El paso imposible (primera parte)

La hermana de Felipe tenía tan solo cinco años, era una niña de piel aperlada, cabello negrísimo y de una risa fácil excepto cuando practicaba ballet. Entonces, sus ojos chisporroteantes se transformaban en tizones fijos. Por eso no le extrañó a Felipe que cuando su mamá dijo a la hora de la comida que no podría llevarla a la clase de esa tarde, la niña volteara hacia él. Usualmente inmune a las peticiones de una pequeña que le encantaba pedir por pedir, en esta ocasión ni siquiera le permitió preguntar. –Yo la llevo-, dijo, sin dejar de prestar atención a su plato. Quiso dejar a la imaginación la cara de su hermanita. Sonriente o seria, por lo menos estaba seguro de que estaba agradecida.


Cuarenta minutos y un camión más tarde, ambos se encontraban en frente de la escuela. Felipe se sentó en el sillón negro de la entrada y se disponía a leer Cronicas Marcianas de Ray Bradbury cuando la recepcionista: una señora de 30 y tantos años y cabello pintado de rubio le dijo que hacía poco tiempo se había abierto un curso para adultos principiantes y estaban ofreciendo una clase gratis.
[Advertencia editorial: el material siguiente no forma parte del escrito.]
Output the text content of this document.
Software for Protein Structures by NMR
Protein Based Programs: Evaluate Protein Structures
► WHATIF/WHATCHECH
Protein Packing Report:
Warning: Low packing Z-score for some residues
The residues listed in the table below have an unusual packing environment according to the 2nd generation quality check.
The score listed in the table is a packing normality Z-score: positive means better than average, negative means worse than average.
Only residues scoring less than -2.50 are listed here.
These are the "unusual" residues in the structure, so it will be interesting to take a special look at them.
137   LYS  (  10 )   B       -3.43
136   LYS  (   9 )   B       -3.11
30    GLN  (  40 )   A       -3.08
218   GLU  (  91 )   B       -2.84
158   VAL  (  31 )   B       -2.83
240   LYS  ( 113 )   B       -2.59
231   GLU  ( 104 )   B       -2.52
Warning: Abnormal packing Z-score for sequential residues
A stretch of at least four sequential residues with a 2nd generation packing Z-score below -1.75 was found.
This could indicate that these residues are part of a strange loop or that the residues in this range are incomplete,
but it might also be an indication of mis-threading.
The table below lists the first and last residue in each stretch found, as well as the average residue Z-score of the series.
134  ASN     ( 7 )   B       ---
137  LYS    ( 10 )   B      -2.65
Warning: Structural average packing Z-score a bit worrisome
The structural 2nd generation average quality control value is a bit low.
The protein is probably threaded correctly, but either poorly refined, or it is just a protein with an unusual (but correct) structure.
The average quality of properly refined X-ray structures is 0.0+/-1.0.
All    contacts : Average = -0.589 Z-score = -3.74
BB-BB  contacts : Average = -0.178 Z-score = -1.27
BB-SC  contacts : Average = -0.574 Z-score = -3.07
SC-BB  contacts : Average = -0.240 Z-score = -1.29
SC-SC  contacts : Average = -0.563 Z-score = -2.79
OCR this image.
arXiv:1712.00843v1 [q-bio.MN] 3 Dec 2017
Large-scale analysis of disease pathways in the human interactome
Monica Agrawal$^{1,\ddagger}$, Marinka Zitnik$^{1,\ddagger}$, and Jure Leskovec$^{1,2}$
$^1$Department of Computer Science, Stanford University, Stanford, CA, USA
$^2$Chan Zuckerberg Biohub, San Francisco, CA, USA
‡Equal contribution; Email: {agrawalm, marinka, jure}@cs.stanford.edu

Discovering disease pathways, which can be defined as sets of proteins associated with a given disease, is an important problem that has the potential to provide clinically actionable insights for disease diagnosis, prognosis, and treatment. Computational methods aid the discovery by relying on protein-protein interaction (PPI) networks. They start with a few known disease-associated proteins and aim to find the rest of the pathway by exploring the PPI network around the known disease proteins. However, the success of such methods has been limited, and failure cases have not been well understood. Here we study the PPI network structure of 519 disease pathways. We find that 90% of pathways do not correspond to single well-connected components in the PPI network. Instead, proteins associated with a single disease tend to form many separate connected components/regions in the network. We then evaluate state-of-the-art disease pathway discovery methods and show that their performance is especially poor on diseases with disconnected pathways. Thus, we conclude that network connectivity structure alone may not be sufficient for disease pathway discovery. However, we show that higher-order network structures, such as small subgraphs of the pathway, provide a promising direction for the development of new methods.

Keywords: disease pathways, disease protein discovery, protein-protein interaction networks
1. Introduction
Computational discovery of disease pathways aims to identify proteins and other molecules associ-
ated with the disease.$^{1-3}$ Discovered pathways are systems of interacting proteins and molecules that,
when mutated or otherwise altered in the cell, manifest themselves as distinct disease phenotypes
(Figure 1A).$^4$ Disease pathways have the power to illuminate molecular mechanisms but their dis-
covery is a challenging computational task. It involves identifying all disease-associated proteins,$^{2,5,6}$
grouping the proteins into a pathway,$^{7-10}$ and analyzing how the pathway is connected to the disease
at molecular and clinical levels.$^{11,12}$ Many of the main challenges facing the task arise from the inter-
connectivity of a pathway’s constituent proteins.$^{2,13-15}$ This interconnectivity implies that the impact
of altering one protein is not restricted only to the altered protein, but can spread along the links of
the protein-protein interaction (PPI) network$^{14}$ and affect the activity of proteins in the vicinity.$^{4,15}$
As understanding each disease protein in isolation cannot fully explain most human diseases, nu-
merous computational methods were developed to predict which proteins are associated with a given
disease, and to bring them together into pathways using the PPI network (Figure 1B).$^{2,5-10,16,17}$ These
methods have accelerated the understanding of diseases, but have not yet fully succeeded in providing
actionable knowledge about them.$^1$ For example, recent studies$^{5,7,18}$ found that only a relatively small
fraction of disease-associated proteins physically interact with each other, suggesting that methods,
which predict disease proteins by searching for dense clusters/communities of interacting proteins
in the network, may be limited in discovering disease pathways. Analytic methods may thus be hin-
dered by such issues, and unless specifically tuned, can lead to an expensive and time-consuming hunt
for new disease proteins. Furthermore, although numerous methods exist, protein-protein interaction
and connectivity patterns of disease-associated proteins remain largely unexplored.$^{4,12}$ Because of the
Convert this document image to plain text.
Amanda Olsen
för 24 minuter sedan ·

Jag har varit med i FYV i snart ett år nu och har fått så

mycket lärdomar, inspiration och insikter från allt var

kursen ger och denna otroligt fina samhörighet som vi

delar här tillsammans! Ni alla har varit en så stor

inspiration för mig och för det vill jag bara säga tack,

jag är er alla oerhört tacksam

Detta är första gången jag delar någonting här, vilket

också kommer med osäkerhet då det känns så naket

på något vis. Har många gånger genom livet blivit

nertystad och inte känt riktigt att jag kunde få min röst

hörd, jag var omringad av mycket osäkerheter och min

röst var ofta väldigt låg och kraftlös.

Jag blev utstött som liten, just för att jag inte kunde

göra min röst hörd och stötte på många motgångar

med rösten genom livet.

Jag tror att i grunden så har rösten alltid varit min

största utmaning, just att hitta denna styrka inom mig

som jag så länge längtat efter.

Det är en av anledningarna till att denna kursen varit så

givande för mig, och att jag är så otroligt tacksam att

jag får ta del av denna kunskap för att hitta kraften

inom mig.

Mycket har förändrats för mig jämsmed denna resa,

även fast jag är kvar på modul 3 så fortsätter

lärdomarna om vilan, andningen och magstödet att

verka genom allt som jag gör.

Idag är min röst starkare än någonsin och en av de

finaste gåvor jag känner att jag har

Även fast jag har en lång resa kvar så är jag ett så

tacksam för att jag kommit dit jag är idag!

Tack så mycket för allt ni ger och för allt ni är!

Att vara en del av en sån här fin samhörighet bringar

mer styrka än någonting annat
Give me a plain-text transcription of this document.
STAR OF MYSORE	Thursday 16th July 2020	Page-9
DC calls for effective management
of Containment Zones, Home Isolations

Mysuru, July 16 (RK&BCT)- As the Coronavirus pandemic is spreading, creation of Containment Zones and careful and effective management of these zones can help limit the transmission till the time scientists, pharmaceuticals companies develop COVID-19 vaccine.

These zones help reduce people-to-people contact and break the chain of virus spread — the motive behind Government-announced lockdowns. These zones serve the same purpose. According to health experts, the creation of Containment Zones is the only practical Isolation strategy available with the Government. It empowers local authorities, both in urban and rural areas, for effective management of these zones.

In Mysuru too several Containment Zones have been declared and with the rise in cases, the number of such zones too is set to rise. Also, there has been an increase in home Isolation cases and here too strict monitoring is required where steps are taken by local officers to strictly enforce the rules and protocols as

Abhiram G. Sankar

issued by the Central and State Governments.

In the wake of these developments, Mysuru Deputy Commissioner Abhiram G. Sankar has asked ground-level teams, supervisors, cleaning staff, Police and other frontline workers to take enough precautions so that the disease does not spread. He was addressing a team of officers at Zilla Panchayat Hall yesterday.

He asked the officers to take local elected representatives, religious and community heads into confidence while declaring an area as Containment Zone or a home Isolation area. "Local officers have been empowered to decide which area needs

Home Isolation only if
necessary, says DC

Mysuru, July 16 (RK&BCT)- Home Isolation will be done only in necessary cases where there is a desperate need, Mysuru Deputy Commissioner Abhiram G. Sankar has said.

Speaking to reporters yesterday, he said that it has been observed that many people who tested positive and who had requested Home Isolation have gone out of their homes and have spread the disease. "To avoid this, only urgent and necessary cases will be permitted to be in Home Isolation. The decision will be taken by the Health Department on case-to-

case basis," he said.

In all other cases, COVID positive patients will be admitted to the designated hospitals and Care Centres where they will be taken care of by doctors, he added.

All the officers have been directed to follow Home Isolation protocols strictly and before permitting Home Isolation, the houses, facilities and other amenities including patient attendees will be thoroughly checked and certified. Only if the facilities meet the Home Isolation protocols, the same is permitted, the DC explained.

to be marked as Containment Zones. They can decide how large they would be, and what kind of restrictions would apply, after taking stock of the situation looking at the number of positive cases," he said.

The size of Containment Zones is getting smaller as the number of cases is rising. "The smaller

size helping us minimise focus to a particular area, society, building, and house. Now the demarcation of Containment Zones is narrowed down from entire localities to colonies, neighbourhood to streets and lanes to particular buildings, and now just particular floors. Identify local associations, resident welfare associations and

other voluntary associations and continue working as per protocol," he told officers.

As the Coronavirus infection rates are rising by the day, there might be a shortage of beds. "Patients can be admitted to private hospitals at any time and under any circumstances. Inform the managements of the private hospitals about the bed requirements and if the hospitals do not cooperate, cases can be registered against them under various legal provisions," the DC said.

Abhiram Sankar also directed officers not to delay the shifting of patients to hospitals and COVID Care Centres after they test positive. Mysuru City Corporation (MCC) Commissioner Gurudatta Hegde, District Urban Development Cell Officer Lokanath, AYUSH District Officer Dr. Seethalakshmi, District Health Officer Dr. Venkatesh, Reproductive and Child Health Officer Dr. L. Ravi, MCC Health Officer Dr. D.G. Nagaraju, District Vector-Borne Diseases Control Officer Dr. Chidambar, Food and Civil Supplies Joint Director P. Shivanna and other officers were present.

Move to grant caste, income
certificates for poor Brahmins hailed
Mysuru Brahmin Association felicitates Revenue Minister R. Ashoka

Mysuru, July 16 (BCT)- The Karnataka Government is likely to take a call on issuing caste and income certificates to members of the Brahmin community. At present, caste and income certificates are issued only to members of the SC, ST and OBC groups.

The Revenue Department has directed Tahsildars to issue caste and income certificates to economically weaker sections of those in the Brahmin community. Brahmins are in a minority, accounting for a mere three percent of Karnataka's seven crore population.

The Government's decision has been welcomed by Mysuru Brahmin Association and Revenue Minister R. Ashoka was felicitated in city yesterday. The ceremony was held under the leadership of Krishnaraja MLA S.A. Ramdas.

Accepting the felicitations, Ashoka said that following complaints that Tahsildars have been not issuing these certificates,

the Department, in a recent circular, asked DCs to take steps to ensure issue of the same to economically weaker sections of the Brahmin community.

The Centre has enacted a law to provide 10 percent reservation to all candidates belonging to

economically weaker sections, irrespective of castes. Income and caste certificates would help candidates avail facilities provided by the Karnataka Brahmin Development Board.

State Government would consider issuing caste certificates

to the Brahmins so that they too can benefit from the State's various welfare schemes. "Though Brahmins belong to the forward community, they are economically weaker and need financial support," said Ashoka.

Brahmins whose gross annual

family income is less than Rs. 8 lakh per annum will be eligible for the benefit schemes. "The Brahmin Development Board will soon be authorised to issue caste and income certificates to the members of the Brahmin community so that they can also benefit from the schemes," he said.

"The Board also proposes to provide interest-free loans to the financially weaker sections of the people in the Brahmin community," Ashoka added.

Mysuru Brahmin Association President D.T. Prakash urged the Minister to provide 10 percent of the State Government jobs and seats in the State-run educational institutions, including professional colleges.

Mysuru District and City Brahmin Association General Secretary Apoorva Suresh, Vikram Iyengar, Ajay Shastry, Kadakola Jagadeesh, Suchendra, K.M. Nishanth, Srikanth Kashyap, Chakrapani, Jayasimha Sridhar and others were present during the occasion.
Felipe sonrió, dijo que no y siguió leyendo. El tiempo pasó rápido. Una manita se interpuso entre el libro y la vista del muchacho. Abrazó a la niña y le dio un beso. Ella sonrió como solía hacerlo, le tendió la mano y salieron.

Algunos eventos suceden de forma sorpresiva otros llevan tiempo. Fueron necesarias otras tres emergencias de la mamá de Marina y Felipe y una ráfaga de locura momentánea para que de pronto el chico se encontrara frente a un tubo que corría frente a un montón de espejos que tapizaban la pared. Delante de él doña Adelita, volteaba de vez en cuando recelosa del chico. A su espalda estaba Rocio, una ejecutiva treintañera que se la pasaba presumiendo de sus virtudes como ballerina cuando era una rolliza niña no más grande que la hermana de Felipe. Si el chico estaba pensando en gozar con la vista de mujeres maduras en leotardos su objetivo fue alcanzado, sin embargo creo que todavía no entendía el concepto de “mujer madura”. Las venerables matronas que asistían a la clase de ballet, no cumplían con los curvilíneos cuerpos que podían suponerse en los grupos de adolescentes. Todas con sobrepeso y buscando el ballet más como una especie de aeróbics con estilo que como un arte de gracia y belleza, todas se quejaban al brincar y no proporcionaban el atractivo visual que uno pudiera suponer. Así que si Felipe quería utilizar su clase gratis para gozar de una panorámica de la anatomía femenina seguramente quedó totalmente decepcionado. Sin embargo me atrevería a asegurar que su verdadera motivación no estaba en las mujeres sino en esa pequeña personita que ante al espejo se convertía en una persona seria y concentrada. Seguramente quería entender que transmutaba a la pequeña Marina. Qué clase de psicotrópico podía encontrarse en los saltos y las puntas para propiciar un desorden de personalidad múltiple digno de cualquier cuento de terror. La única manera de entenderlo era exponerse a lo mismo. Y así lo hizo.

En su clase gratis trató de entender pero el destino también juega y fue este quien tiró los dados mientras el pianista tocaba una canción irreconocible. El maestro tuvo que salir al escuchar su teléfono móvil. Una emergencia dijo. Diez minutos después el destino mostró su resultado. Magdalena entró al salón, usando un suéter largo color verde que parecía justamente salido de una película de baile de los ochentas. El maestro no regresaría. Felipe hubiera querido agradecer a las coincidencias de un universo infinito, pero solo podía pensar en unos ojos intensamente azules que le miraban. (Y de pronto un día de suerte/se me hizo conocerte/y te cruzaste en mi camino/ahora creo en el destino). Felipe no creía en el amor a primera vista, pero pensó que si existiera sería algo muy parecido al ritmo que empujaba su corazón en esos momentos. Cuando todos desaparecieron y no pudo hacer otra cosa sino bajar su cabeza totalmente sonrojado.